Q. I have heard about the loss of great numbers of bees. Is there anything ordinary gardeners can do to help our pollinators?
A. Enormous losses have been suffered by both commercial beekeepers and in native wild bee populations. It is a crisis situation since bees are the unpaid workers who pollinate many of our favorite food crops and our beloved flowers.
The reasons for what is called "colony collapse" are still being researched and effective prevention is not known, but home gardeners can provide help to our bees.
You can provide early blooming flowers to give the bees a guaranteed good start to the season, then continue to provide flowers, herbs and shrubs throughout the summer and fall for the bees.
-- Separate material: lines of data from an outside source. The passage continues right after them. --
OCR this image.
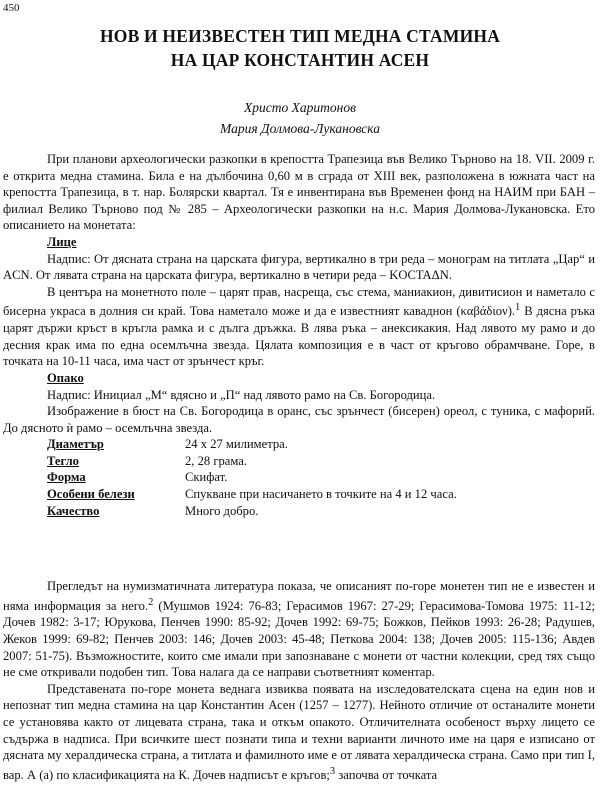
450
НОВ И НЕИЗВЕСТЕН ТИП МЕДНА СТАМИНА
НА ЦАР КОНСТАНТИН АСЕН
Христо Харитонов
Мария Долмова-Лукановска

При планови археологически разкопки в крепостта Трапезица във Велико Търново на 18. VII. 2009 г. е открита медна стамина. Била е на дълбочина 0,60 м в сграда от XIII век, разположена в южната част на крепостта Трапезица, в т. нар. Болярски квартал. Тя е инвентирана във Временен фонд на НАИМ при БАН – филиал Велико Търново под № 285 – Археологически разкопки на н.с. Мария Долмова-Лукановска. Ето описанието на монетата:

Лице

Надпис: От дясната страна на царската фигура, вертикално в три реда – монограм на титлата „Цар“ и ACN. От лявата страна на царската фигура, вертикално в четири реда – KOCTAΔN.

В центъра на монетното поле – царят прав, насреща, със стема, маниакион, дивитисион и наметало с бисерна украса в долния си край. Това наметало може и да е известният каваднон (καβάδιον).$^1$ В дясна ръка царят държи кръст в кръгла рамка и с дълга дръжка. В лява ръка – анексикакия. Над лявото му рамо и до десния крак има по една осемлъчна звезда. Цялата композиция е в част от кръгово обрамчване. Горе, в точката на 10-11 часа, има част от зрънчест кръг.

Опако

Надпис: Инициал „М“ вдясно и „П“ над лявото рамо на Св. Богородица.

Изображение в бюст на Св. Богородица в оранс, със зрънчест (бисерен) ореол, с туника, с мафорий. До дясното ѝ рамо – осемлъчна звезда.

Диаметър	24 x 27 милиметра.
Тегло	2, 28 грама.
Форма	Скифат.
Особени белези	Спукване при насичането в точките на 4 и 12 часа.
Качество	Много добро.

Прегледът на нумизматичната литература показа, че описаният по-горе монетен тип не е известен и няма информация за него.$^2$ (Мушмов 1924: 76-83; Герасимов 1967: 27-29; Герасимова-Томова 1975: 11-12; Дочев 1982: 3-17; Юрукова, Пенчев 1990: 85-92; Дочев 1992: 69-75; Божков, Пейков 1993: 26-28; Радушев, Жеков 1999: 69-82; Пенчев 2003: 146; Дочев 2003: 45-48; Петкова 2004: 138; Дочев 2005: 115-136; Авдев 2007: 51-75). Възможностите, които сме имали при запознаване с монети от частни колекции, сред тях също не сме откривали подобен тип. Това налага да се направи съответният коментар.

Представената по-горе монета веднага извиква появата на изследователската сцена на един нов и непознат тип медна стамина на цар Константин Асен (1257 – 1277). Нейното отличие от останалите монети се установява както от лицевата страна, така и откъм опакото. Отличителната особеност върху лицето се съдържа в надписа. При всичките шест познати типа и техни варианти личното име на царя е изписано от дясната му хералдическа страна, а титлата и фамилното име е от лявата хералдическа страна. Само при тип I, вар. А (а) по класификацията на К. Дочев надписът е кръгов;$^3$ започва от точката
You can research favorite bee flowers but there are even easier ways to help. Clover, a sometime nemesis of lawn fanciers, is an excellent source of food for the bees. Perhaps allow clover in one part of your lawn, say a less-used area? Clover enriches the soil and it is not as unsightly as some lawn lovers believe and the benefits are great.
Mahonia, an early blooming shrub with no pest issues that can grow in our deeply shaded areas, or Oregon holly grape has some new cultivars that produce copious early flowers and are very attractive. They can be added to the shade garden.
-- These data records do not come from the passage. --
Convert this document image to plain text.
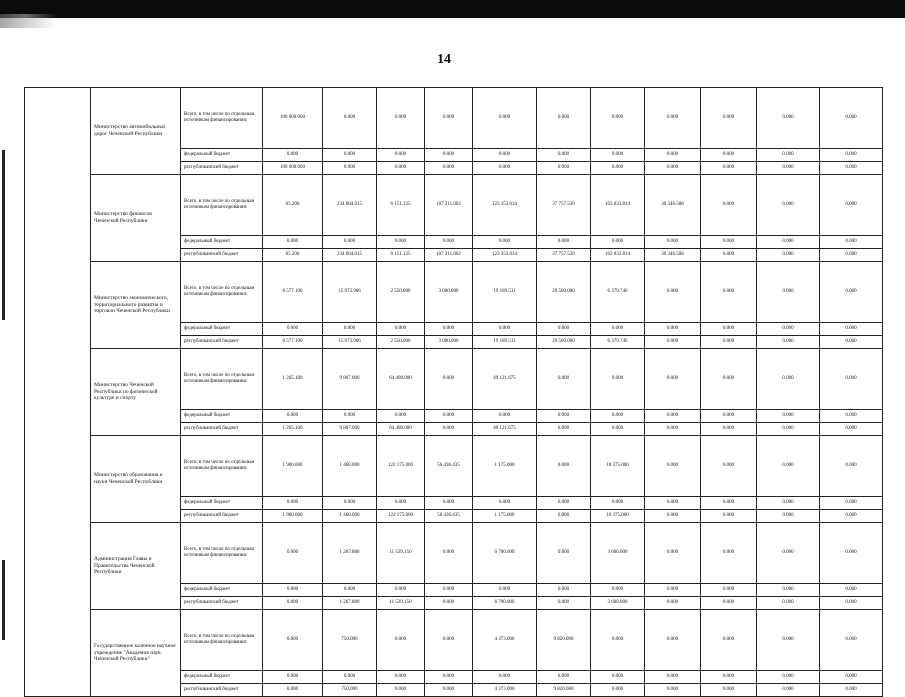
14
	Министерство автомобильных дорог Чеченской Республики	Всего, в том числе по отдельным источникам финансирования:	100 000.000	0.000	0.000	0.000	0.000	0.000	0.000	0.000	0.000	0.000	0.000
		федеральный бюджет	0.000	0.000	0.000	0.000	0.000	0.000	0.000	0.000	0.000	0.000	0.000
		республиканский бюджет	100 000.000	0.000	0.000	0.000	0.000	0.000	0.000	0.000	0.000	0.000	0.000
	Министерство финансов Чеченской Республики	Всего, в том числе по отдельным источникам финансирования:	65.200	234 004.015	6 151.125	107 211.002	123 353.634	37 757.539	162 033.814	30 346.508	0.000	0.000	0.000
		федеральный бюджет	0.000	0.000	0.000	0.000	0.000	0.000	0.000	0.000	0.000	0.000	0.000
		республиканский бюджет	65.200	234 004.015	6 151.125	107 211.002	123 353.634	37 757.539	162 033.814	30 346.508	0.000	0.000	0.000
	Министерство экономического, территориального развития и торговли Чеченской Республики	Всего, в том числе по отдельным источникам финансирования:	8 577.100	15 973.966	2 550.000	3 000.000	19 189.511	29 500.000	6 379.746	0.000	0.000	0.000	0.000
		федеральный бюджет	0.000	0.000	0.000	0.000	0.000	0.000	0.000	0.000	0.000	0.000	0.000
		республиканский бюджет	8 577.100	15 973.966	2 550.000	3 000.000	19 189.511	29 500.000	6 379.746	0.000	0.000	0.000	0.000
	Министерство Чеченской Республики по физической культуре и спорту	Всего, в том числе по отдельным источникам финансирования:	1 265.100	9 807.000	64 400.000	0.000	49 121.675	0.000	0.000	0.000	0.000	0.000	0.000
		федеральный бюджет	0.000	0.000	0.000	0.000	0.000	0.000	0.000	0.000	0.000	0.000	0.000
		республиканский бюджет	1 265.100	9 807.000	64 400.000	0.000	49 121.675	0.000	0.000	0.000	0.000	0.000	0.000
	Министерство образования и науки Чеченской Республики	Всего, в том числе по отдельным источникам финансирования:	1 900.000	1 460.000	122 175.000	56 436.435	1 175.000	0.000	10 375.000	0.000	0.000	0.000	0.000
		федеральный бюджет	0.000	0.000	0.000	0.000	0.000	0.000	0.000	0.000	0.000	0.000	0.000
		республиканский бюджет	1 900.000	1 460.000	122 175.000	56 436.435	1 175.000	0.000	10 375.000	0.000	0.000	0.000	0.000
	Администрация Главы и Правительства Чеченской Республики	Всего, в том числе по отдельным источникам финансирования:	0.000	1 267.880	11 539.150	0.000	6 700.000	0.000	3 600.000	0.000	0.000	0.000	0.000
		федеральный бюджет	0.000	0.000	0.000	0.000	0.000	0.000	0.000	0.000	0.000	0.000	0.000
		республиканский бюджет	0.000	1 267.880	11 539.150	0.000	6 700.000	0.000	3 600.000	0.000	0.000	0.000	0.000
	Государственное казенное научное учреждение "Академия наук Чеченской Республики"	Всего, в том числе по отдельным источникам финансирования:	0.000	750.000	0.000	0.000	4 373.000	9 820.000	0.000	0.000	0.000	0.000	0.000
		федеральный бюджет	0.000	0.000	0.000	0.000	0.000	0.000	0.000	0.000	0.000	0.000	0.000
		республиканский бюджет	0.000	750.000	0.000	0.000	4 373.000	9 820.000	0.000	0.000	0.000	0.000	0.000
Plant your annuals and perennials in large groups that cover more than four feet in diameter. These mass plantings are better for pollinators than scattered individual flowers. Put in flowers such as dianthus, alyssum, poppies, coneflowers, Cosmos, dill, black-eyed Susans, Monardas and coreopsis.
You can add these sturdy perennials and annuals in any area with decent sunlight and some soft soil. Pots and half barrels work well if you have limited space. Remember not to plant bee attractors near swimming pools or kiddie play areas but almost any other area of the garden can help until the researchers find the source and solution to this serious problem.